While the trial court implicitly concludes in its Opinion that wife somehow was taken advantage of by daughter to amount to a gross inJustice, we find no such evidence in the record. Specifically, there is no evidence wife was so "unsophisticated" or mentally deficient that she lacked the basic knowledge to contact an attorney upon the death of her husband. Obviously, most lay people do not fully understand the legal intricacies of trusts and of an elective share, however, most persons of average intelligence know to contact an attorney to handle an estate, particularly when no will is involved. More importantly, wife has not alleged, nor is there any evidence of, fraud or misrepresentation on the part of daughter to assert her "superior knowledge" to the detriment of wife. Finally, wife has not alleged any evidence came to light in 1991 that was not available or hidden from her in 1986. Rather, the record reflects wife accepted the terms of the various trusts for more than six years and only filed her election days before her remarriage, which essentially would have cut off various benefits under the trusts (N.T., 1/30/92, p. 33).
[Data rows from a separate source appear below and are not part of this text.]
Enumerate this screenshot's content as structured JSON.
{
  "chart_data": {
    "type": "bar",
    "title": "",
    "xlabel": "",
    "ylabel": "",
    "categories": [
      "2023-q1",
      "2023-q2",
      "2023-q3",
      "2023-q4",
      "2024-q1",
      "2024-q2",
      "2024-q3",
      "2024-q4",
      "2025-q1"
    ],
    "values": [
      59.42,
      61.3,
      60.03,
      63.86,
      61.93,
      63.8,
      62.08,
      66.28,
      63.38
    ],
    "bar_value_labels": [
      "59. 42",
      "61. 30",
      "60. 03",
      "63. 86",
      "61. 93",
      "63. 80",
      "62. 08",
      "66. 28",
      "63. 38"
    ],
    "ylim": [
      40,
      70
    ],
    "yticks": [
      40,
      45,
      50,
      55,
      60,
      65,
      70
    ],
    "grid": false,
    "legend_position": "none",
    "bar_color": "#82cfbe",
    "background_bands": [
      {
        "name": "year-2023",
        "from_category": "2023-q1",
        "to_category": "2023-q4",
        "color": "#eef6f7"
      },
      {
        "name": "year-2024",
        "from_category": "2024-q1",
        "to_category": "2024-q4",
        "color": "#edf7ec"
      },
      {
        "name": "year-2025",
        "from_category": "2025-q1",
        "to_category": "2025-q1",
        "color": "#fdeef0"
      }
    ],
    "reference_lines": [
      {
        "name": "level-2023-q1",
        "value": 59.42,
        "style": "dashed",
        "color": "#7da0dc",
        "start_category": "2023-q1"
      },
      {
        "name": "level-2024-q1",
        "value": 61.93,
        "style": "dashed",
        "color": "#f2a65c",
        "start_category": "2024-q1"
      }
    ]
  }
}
Although we are compelled to reverse the trial court's Conclusion that wife may assert a spousal election, we agree with the trial court that the trust and quit claim deed executed by decedent were valid. In a lengthy analysis, the trial court considered and rejected each of the numerous bases upon which wife sought to invalidate the trust and deed. See Slip Op. at 13-25. We have reviewed the court's analysis and agree that wife's claims must fail.
Having found the trial court erred in allowing wife to assert a spousal election, we vacate that portion of the decree. Having also found, however, that the court properly deemed valid the trust and quit claim deed executed by decedent, we affirm the remainder of the decree. Accordingly, we remand for further proceedings consistent with this Opinion, including enforcement of the trust and deed without regard to spousal election.
Decree vacated in part and affirmed in part; case remanded.